It’s quite interesting that after anguished crying and babbling stage in the beginning, children gradually learn their language and become able to gain competency. There are several studies conducted to investigate how children learn their languages. Though several language theories related to the first language acquisition, such as Behavioral, Nativist and Functional, have been developed, a complete and confirmed theory has not yet been claimed.
Chomsky (1965) claimed the brain is not just a blank slate (tabula rasa) that is waiting to be filled and that it already possesses some highly complex structures that is operational as we get mixed up and interact with our linguistic environment. As proposed by Chomsky, there is, in our brain, a device called LAD (Language Acquisition Device), which is optimally operational and it allows children to acquire language easily and fast.

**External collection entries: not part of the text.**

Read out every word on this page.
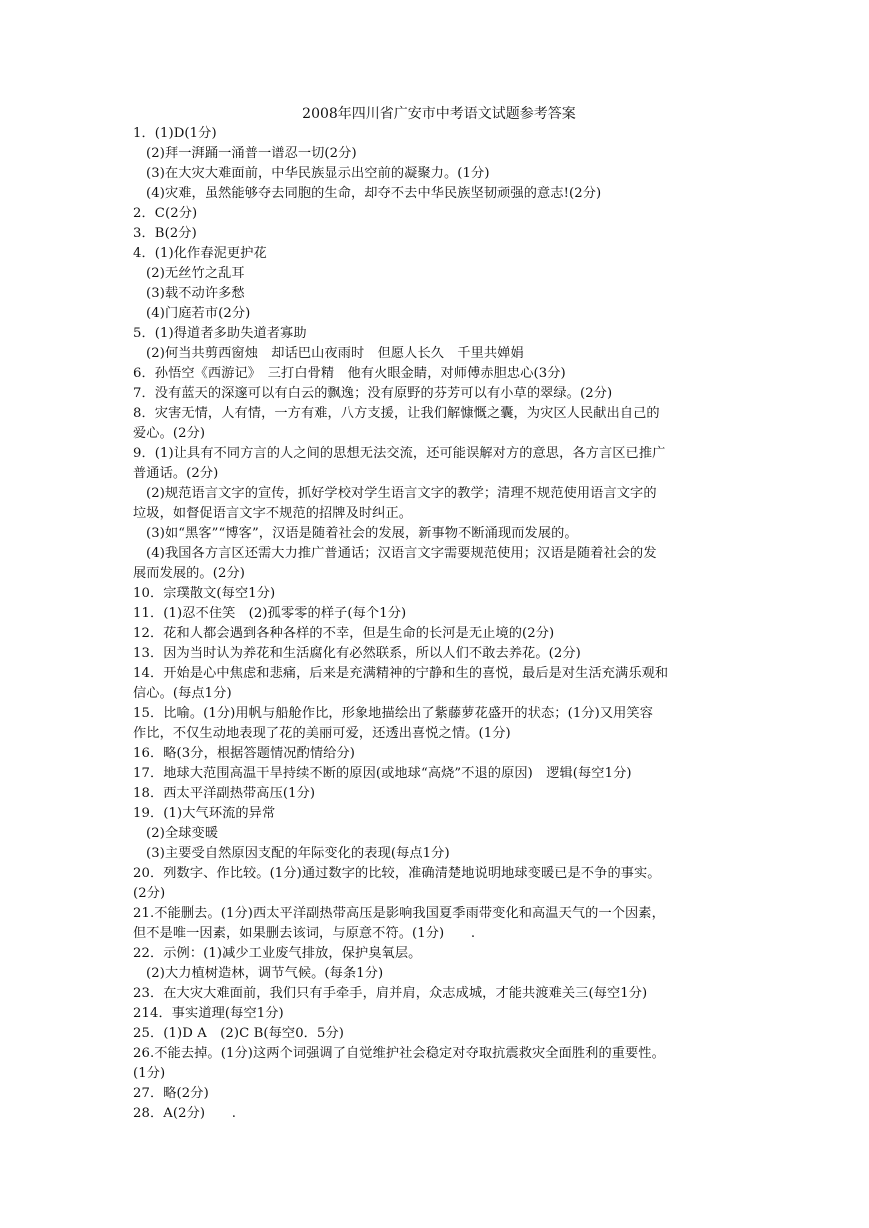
2008年四川省广安市中考语文试题参考答案
1．(1)D(1分)
(2)拜一湃踊一涌普一谱忍一切(2分)
(3)在大灾大难面前，中华民族显示出空前的凝聚力。(1分)
(4)灾难，虽然能够夺去同胞的生命，却夺不去中华民族坚韧顽强的意志!(2分)
2．C(2分)
3．B(2分)
4．(1)化作春泥更护花
(2)无丝竹之乱耳
(3)载不动许多愁
(4)门庭若市(2分)
5．(1)得道者多助失道者寡助
(2)何当共剪西窗烛　却话巴山夜雨时　但愿人长久　千里共婵娟
6．孙悟空《西游记》　三打白骨精　他有火眼金睛，对师傅赤胆忠心(3分)
7．没有蓝天的深邃可以有白云的飘逸；没有原野的芬芳可以有小草的翠绿。(2分)
8．灾害无情，人有情，一方有难，八方支援，让我们解慷慨之囊，为灾区人民献出自己的
爱心。(2分)
9．(1)让具有不同方言的人之间的思想无法交流，还可能误解对方的意思，各方言区已推广
普通话。(2分)
(2)规范语言文字的宣传，抓好学校对学生语言文字的教学；清理不规范使用语言文字的
垃圾，如督促语言文字不规范的招牌及时纠正。
(3)如“黑客”“博客”，汉语是随着社会的发展，新事物不断涌现而发展的。
(4)我国各方言区还需大力推广普通话；汉语言文字需要规范使用；汉语是随着社会的发
展而发展的。(2分)
10．宗璞散文(每空1分)
11．(1)忍不住笑　(2)孤零零的样子(每个1分)
12．花和人都会遇到各种各样的不幸，但是生命的长河是无止境的(2分)
13．因为当时认为养花和生活腐化有必然联系，所以人们不敢去养花。(2分)
14．开始是心中焦虑和悲痛，后来是充满精神的宁静和生的喜悦，最后是对生活充满乐观和
信心。(每点1分)
15．比喻。(1分)用帆与船舱作比，形象地描绘出了紫藤萝花盛开的状态；(1分)又用笑容
作比，不仅生动地表现了花的美丽可爱，还透出喜悦之情。(1分)
16．略(3分，根据答题情况酌情给分)
17．地球大范围高温干旱持续不断的原因(或地球“高烧”不退的原因)　逻辑(每空1分)
18．西太平洋副热带高压(1分)
19．(1)大气环流的异常
(2)全球变暖
(3)主要受自然原因支配的年际变化的表现(每点1分)
20．列数字、作比较。(1分)通过数字的比较，准确清楚地说明地球变暖已是不争的事实。
(2分)
21.不能删去。(1分)西太平洋副热带高压是影响我国夏季雨带变化和高温天气的一个因素，
但不是唯一因素，如果删去该词，与原意不符。(1分)　　.
22．示例：(1)减少工业废气排放，保护臭氧层。
(2)大力植树造林，调节气候。(每条1分)
23．在大灾大难面前，我们只有手牵手，肩并肩，众志成城，才能共渡难关三(每空1分)
214．事实道理(每空1分)
25．(1)D A　(2)C B(每空0．5分)
26.不能去掉。(1分)这两个词强调了自觉维护社会稳定对夺取抗震救灾全面胜利的重要性。
(1分)
27．略(2分)
28．A(2分)　　.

In the beginning, children listen to their environmental stimuli i.e. languages spoken around them, and gradually, they try to speak the utterances they have already heard during their silent period. Some children who are intelligent and have good auditorial skills learn their language fast while some others do not learn so easily.

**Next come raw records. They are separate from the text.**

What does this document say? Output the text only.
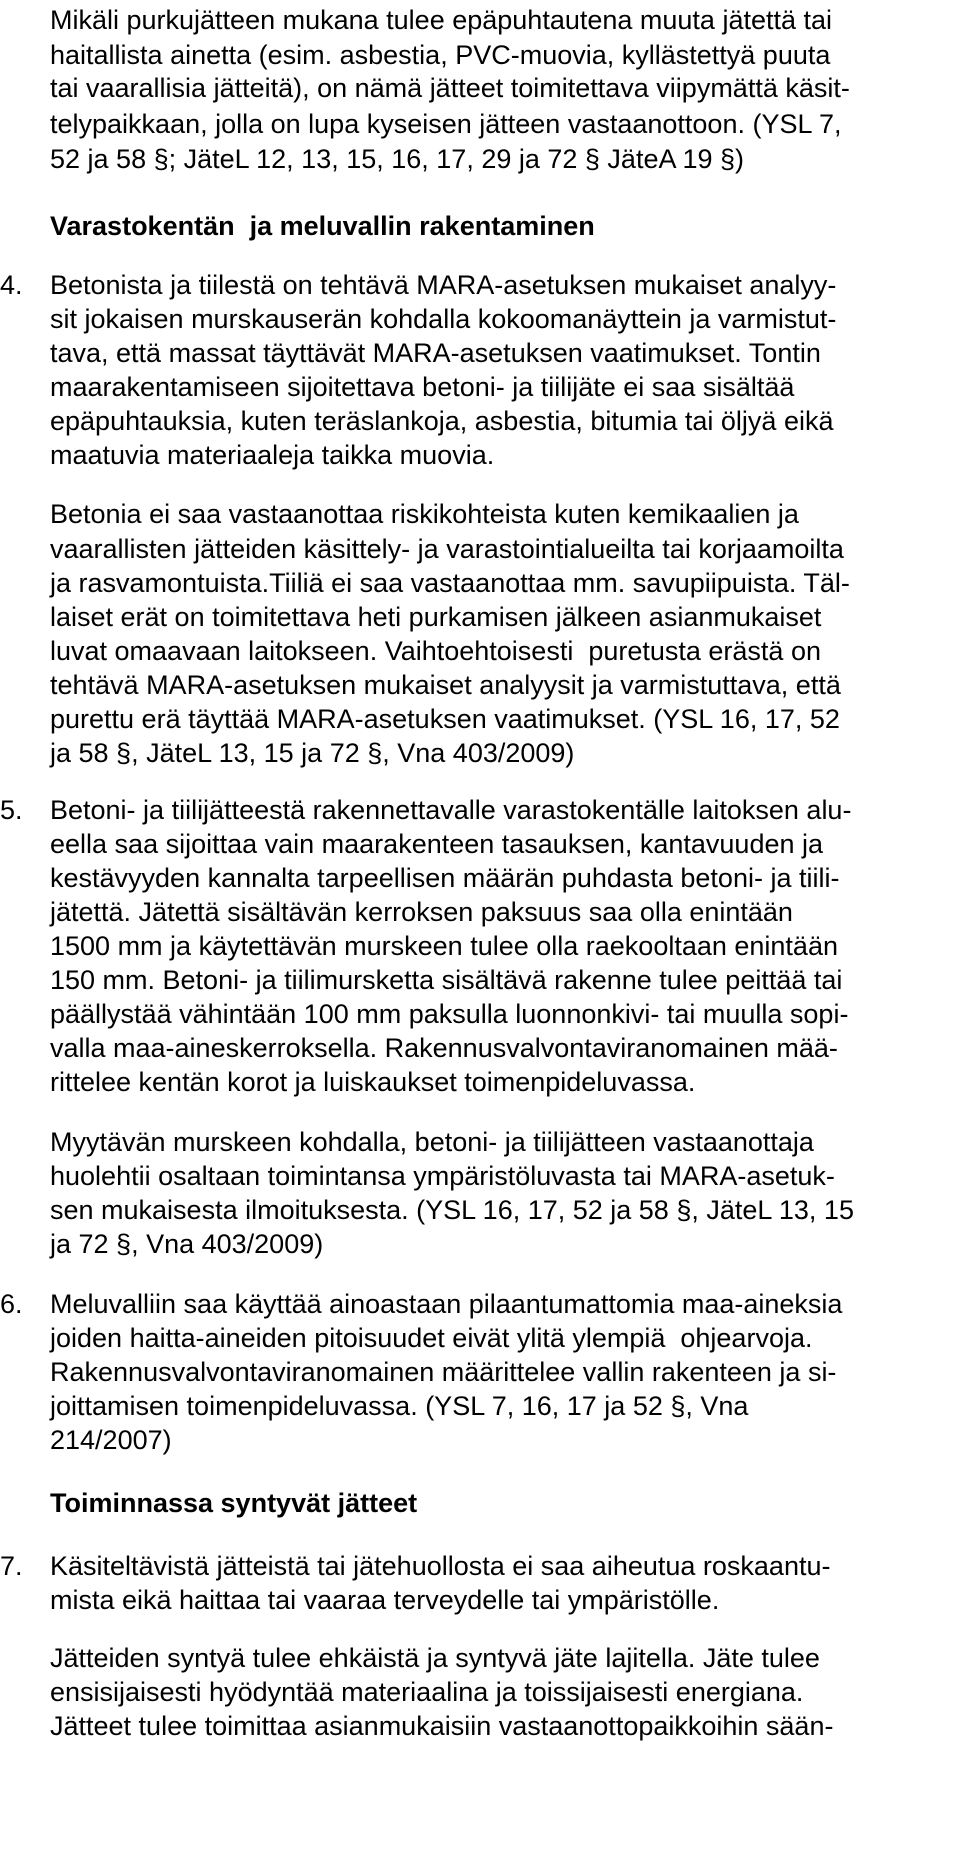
Mikäli purkujätteen mukana tulee epäpuhtautena muuta jätettä tai
haitallista ainetta (esim. asbestia, PVC-muovia, kyllästettyä puuta
tai vaarallisia jätteitä), on nämä jätteet toimitettava viipymättä käsit-
telypaikkaan, jolla on lupa kyseisen jätteen vastaanottoon. (YSL 7,
52 ja 58 §; JäteL 12, 13, 15, 16, 17, 29 ja 72 § JäteA 19 §)
Varastokentän  ja meluvallin rakentaminen
4. Betonista ja tiilestä on tehtävä MARA-asetuksen mukaiset analyy-
sit jokaisen murskauserän kohdalla kokoomanäyttein ja varmistut-
tava, että massat täyttävät MARA-asetuksen vaatimukset. Tontin
maarakentamiseen sijoitettava betoni- ja tiilijäte ei saa sisältää
epäpuhtauksia, kuten teräslankoja, asbestia, bitumia tai öljyä eikä
maatuvia materiaaleja taikka muovia.
Betonia ei saa vastaanottaa riskikohteista kuten kemikaalien ja
vaarallisten jätteiden käsittely- ja varastointialueilta tai korjaamoilta
ja rasvamontuista.Tiiliä ei saa vastaanottaa mm. savupiipuista. Täl-
laiset erät on toimitettava heti purkamisen jälkeen asianmukaiset
luvat omaavaan laitokseen. Vaihtoehtoisesti  puretusta erästä on
tehtävä MARA-asetuksen mukaiset analyysit ja varmistuttava, että
purettu erä täyttää MARA-asetuksen vaatimukset. (YSL 16, 17, 52
ja 58 §, JäteL 13, 15 ja 72 §, Vna 403/2009)
5. Betoni- ja tiilijätteestä rakennettavalle varastokentälle laitoksen alu-
eella saa sijoittaa vain maarakenteen tasauksen, kantavuuden ja
kestävyyden kannalta tarpeellisen määrän puhdasta betoni- ja tiili-
jätettä. Jätettä sisältävän kerroksen paksuus saa olla enintään
1500 mm ja käytettävän murskeen tulee olla raekooltaan enintään
150 mm. Betoni- ja tiilimursketta sisältävä rakenne tulee peittää tai
päällystää vähintään 100 mm paksulla luonnonkivi- tai muulla sopi-
valla maa-aineskerroksella. Rakennusvalvontaviranomainen mää-
rittelee kentän korot ja luiskaukset toimenpideluvassa.
Myytävän murskeen kohdalla, betoni- ja tiilijätteen vastaanottaja
huolehtii osaltaan toimintansa ympäristöluvasta tai MARA-asetuk-
sen mukaisesta ilmoituksesta. (YSL 16, 17, 52 ja 58 §, JäteL 13, 15
ja 72 §, Vna 403/2009)
6. Meluvalliin saa käyttää ainoastaan pilaantumattomia maa-aineksia
joiden haitta-aineiden pitoisuudet eivät ylitä ylempiä  ohjearvoja.
Rakennusvalvontaviranomainen määrittelee vallin rakenteen ja si-
joittamisen toimenpideluvassa. (YSL 7, 16, 17 ja 52 §, Vna
214/2007)
Toiminnassa syntyvät jätteet
7. Käsiteltävistä jätteistä tai jätehuollosta ei saa aiheutua roskaantu-
mista eikä haittaa tai vaaraa terveydelle tai ympäristölle.
Jätteiden syntyä tulee ehkäistä ja syntyvä jäte lajitella. Jäte tulee
ensisijaisesti hyödyntää materiaalina ja toissijaisesti energiana.
Jätteet tulee toimittaa asianmukaisiin vastaanottopaikkoihin sään-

Theorists claim that children constantly form hypotheses on the basis of the input they receive, and then they test those hypotheses in their speech. As their language develops, those hypotheses are continually revised and used in speech correctly after making some changes. Children, saying
“Mummy milk” in the beginning, learn to utter “Mummy milk me” “Mummy, I want milk” gradually.

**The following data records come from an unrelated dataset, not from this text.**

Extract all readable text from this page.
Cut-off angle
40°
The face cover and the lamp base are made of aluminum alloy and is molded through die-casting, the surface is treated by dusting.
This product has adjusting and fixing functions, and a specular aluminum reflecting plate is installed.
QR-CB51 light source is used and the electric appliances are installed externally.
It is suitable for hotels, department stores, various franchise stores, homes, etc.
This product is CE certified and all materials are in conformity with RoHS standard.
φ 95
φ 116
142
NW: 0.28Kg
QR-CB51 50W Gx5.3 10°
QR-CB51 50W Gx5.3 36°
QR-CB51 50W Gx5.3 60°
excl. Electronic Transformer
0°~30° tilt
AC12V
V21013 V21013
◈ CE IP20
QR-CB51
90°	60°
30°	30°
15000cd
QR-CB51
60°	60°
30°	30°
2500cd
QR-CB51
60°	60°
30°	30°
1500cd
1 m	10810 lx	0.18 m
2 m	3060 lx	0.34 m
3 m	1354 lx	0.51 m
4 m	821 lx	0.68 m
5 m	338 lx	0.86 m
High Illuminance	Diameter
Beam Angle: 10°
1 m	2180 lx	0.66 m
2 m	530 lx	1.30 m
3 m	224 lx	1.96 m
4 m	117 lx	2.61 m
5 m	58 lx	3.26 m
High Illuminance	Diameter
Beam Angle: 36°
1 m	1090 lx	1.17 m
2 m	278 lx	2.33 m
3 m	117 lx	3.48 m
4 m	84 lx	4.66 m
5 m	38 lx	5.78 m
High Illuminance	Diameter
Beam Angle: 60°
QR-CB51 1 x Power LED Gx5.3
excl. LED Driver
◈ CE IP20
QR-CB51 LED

Studies claim that it depends on a child’s individual construction of linguistic understanding and reality in interaction with their environment. Parental speech and speech of older siblings affect children’s acquiring their language. Children are good imitators, and imitation is one of the important strategies a child uses in the acquisition of the first language. Their fluency or fastness depends on how much they they practice. I mean the frequency that they hear and produce the same words, phrases or sentences in acquisition of the language also plays a vital role. Thus children’s individual capacity, their environment and input, imitation and practice become some of their “secrets” that enable them to acquire a language seemingly efficiently.